Si cette dernière est libérée, on pourrait objectivement imaginer qu’elle puisse être élue présidente, damant le pion à son bras droit (Iatseniouk) qui a pourtant visiblement l’aval de la diplomatie américaine mais aussi de l’Allemagne, le boxeur Klitchko, que certains n’hésitent pas à dépeindre comme le « Van Damme » de la politique ukrainienne. Timochenko pourrait-elle réussir ce tour de force de fédérer et structurer cette opposition si désunie ?

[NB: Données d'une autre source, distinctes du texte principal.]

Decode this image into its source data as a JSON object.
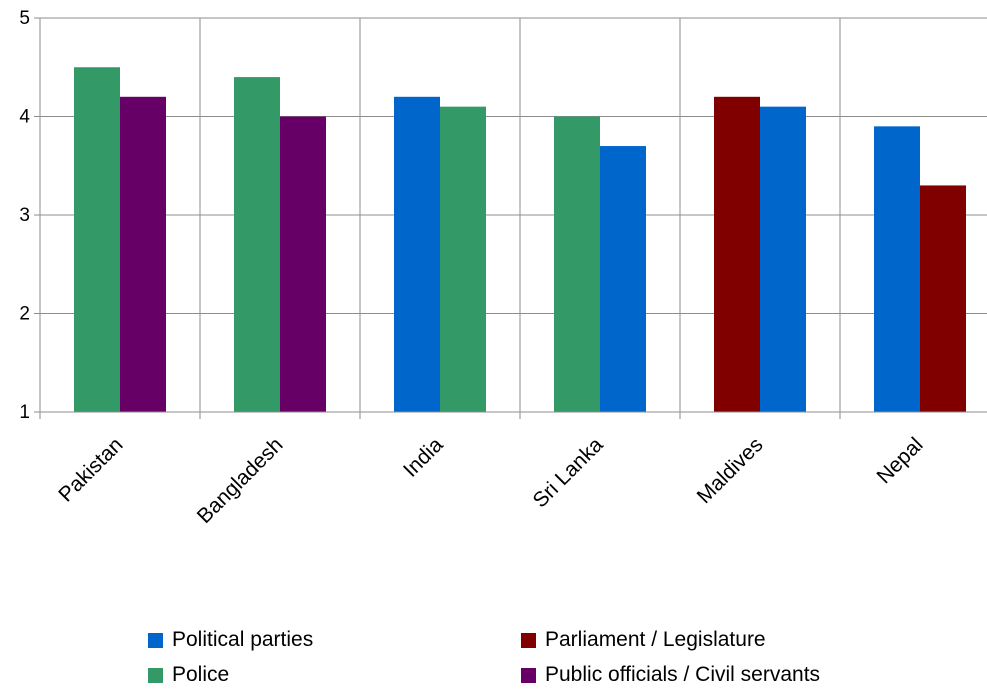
{
  "chart_data": {
    "type": "bar",
    "categories": [
      "Pakistan",
      "Bangladesh",
      "India",
      "Sri Lanka",
      "Maldives",
      "Nepal"
    ],
    "ylim": [
      1,
      5
    ],
    "yticks": [
      "1",
      "2",
      "3",
      "4",
      "5"
    ],
    "grid": true,
    "legend_position": "bottom",
    "bars": [
      [
        {
          "series": "Police",
          "value": 4.5
        },
        {
          "series": "Public officials / Civil servants",
          "value": 4.2
        }
      ],
      [
        {
          "series": "Police",
          "value": 4.4
        },
        {
          "series": "Public officials / Civil servants",
          "value": 4.0
        }
      ],
      [
        {
          "series": "Political parties",
          "value": 4.2
        },
        {
          "series": "Police",
          "value": 4.1
        }
      ],
      [
        {
          "series": "Police",
          "value": 4.0
        },
        {
          "series": "Political parties",
          "value": 3.7
        }
      ],
      [
        {
          "series": "Parliament / Legislature",
          "value": 4.2
        },
        {
          "series": "Political parties",
          "value": 4.1
        }
      ],
      [
        {
          "series": "Political parties",
          "value": 3.9
        },
        {
          "series": "Parliament / Legislature",
          "value": 3.3
        }
      ]
    ],
    "series": [
      {
        "name": "Political parties",
        "color": "#0066cc"
      },
      {
        "name": "Police",
        "color": "#339966"
      },
      {
        "name": "Parliament / Legislature",
        "color": "#800000"
      },
      {
        "name": "Public officials / Civil servants",
        "color": "#660066"
      }
    ]
  }
}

Son étiquette de politique le plus corrompu de l’histoire ukrainienne pourra-t-elle calmer les ardeurs d’une foule qui en grande partie reproche à l’élite politique d’être justement trop corrompue ? Rien n’est moins sûr. Ses origines (juives, arméniennes…) en font-elle une candidate tolérable pour les groupes radicaux qui représentent jusqu’à 30% des manifestants, sans aucun doute la très grande majorité des fauteurs de troubles.
On imagine mal du reste comment l’opposition dite parlementaire pourrait envisager son avenir politique sans se détacher de cette frange d’activistes radicaux qui périphérisent le mouvement Svoboda et dont le président Oleg Tiagnibok appellerait prétendument à pénaliser l’usage de la langue russe, donner un sous-statut aux russes d’Ukraine, lutter contre les élites juives ou encore attaquer des églises orthodoxes russes.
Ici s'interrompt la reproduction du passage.